Lateral epicondylitis (tennis elbow) is a frequently reported condition. A wide variety of treatment strategies has been described. As of yet, no optimal strategy has been identified.

Objectives: 

To assess the effectiveness of orthotic devices for the treatment of tennis elbow.

Search strategy: 

We searched Medline, Embase, CINAHL, the Cochrane Controlled Trial Register, Current Contents up to May 1999 and reference lists from all retrieved articles. Experts on the subjects were approached for additional trials.

Selection criteria: 

All randomised clinical trials (RCT) describing individuals with diagnosed lateral epicondylitis and comparing the use of an orthotic device as a treatment strategy were evaluated for inclusion.
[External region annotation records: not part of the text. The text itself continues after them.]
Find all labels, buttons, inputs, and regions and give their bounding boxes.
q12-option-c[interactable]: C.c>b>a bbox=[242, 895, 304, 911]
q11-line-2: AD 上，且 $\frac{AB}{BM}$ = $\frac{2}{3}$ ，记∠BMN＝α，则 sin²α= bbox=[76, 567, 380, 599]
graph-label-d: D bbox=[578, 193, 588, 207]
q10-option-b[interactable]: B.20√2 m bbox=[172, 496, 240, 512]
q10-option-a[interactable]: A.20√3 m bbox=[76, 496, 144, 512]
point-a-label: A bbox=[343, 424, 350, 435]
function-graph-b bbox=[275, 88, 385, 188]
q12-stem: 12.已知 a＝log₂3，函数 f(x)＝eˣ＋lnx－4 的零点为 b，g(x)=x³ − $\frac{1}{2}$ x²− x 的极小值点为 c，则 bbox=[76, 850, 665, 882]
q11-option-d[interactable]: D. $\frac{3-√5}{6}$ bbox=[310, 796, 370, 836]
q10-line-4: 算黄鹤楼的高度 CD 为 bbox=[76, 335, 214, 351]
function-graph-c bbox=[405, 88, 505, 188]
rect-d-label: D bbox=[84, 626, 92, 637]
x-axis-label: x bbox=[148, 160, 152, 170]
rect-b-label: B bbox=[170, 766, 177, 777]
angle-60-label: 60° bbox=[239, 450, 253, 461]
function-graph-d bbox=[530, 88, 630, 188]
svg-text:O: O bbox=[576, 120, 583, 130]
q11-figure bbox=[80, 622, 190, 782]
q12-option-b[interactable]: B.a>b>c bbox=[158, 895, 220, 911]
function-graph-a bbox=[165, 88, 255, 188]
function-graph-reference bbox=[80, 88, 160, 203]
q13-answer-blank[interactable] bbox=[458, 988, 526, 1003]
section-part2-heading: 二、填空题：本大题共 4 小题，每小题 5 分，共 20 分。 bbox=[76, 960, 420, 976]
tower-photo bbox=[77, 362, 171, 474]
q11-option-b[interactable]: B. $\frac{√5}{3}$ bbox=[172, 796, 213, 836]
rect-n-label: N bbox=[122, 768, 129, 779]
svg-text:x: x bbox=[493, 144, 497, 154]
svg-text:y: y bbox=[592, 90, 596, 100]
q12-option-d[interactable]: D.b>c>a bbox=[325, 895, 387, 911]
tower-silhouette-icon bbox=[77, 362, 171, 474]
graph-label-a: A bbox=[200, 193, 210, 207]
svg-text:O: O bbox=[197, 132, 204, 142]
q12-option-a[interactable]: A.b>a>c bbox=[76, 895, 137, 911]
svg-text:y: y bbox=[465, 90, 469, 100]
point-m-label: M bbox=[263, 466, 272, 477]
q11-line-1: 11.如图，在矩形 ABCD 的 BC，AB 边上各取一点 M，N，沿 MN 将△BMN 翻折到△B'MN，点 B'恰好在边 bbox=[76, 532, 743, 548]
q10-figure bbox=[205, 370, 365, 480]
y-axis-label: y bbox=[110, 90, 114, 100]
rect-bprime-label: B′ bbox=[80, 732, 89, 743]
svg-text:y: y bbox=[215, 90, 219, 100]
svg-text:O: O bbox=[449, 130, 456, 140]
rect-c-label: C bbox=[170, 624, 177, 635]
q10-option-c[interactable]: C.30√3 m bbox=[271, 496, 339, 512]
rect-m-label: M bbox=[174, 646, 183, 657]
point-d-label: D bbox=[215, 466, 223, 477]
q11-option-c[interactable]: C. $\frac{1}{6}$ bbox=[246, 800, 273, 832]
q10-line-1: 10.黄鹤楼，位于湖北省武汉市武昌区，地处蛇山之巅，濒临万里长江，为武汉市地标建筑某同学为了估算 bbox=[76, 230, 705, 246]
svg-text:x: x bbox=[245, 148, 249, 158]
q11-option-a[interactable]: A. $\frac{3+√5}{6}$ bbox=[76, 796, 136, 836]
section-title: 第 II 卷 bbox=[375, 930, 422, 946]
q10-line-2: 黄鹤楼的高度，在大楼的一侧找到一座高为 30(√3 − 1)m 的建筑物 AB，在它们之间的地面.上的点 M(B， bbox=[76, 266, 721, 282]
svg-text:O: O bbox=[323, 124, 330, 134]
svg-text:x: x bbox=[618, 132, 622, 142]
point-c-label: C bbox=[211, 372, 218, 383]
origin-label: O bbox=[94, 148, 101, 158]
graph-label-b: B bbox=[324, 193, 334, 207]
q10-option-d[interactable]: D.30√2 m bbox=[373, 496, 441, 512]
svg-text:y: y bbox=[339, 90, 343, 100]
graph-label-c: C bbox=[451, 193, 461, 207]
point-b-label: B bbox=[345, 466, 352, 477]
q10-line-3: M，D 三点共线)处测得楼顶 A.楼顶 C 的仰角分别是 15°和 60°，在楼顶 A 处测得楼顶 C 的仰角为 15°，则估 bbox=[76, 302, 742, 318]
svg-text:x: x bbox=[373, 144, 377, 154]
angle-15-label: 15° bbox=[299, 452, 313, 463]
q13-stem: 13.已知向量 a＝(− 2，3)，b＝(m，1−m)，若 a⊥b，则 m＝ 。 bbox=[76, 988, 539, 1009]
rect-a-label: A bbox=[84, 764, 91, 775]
Data collection and analysis: 

Two reviewers independently assessed the validity of the included trials and extracted data on relevant outcome measures. Dichotomous outcomes were expressed as Relative Risks (RRs) and continuous outcomes as Standardised Mean Differences (SMD), both with corresponding 95% confidence intervals (95% CI). Statistical pooling and subgroup analyses were intended

Main results: 

Five RCTs (N per group 7-49) were included. Validity score ranged from 3-9 positive items out of 11. Subgroup analyses were not performed due to the small number of trials. The limited number of included trials present few outcome measures and limited long-term results. Pooling was not possible due to large heterogeneity amongst trials.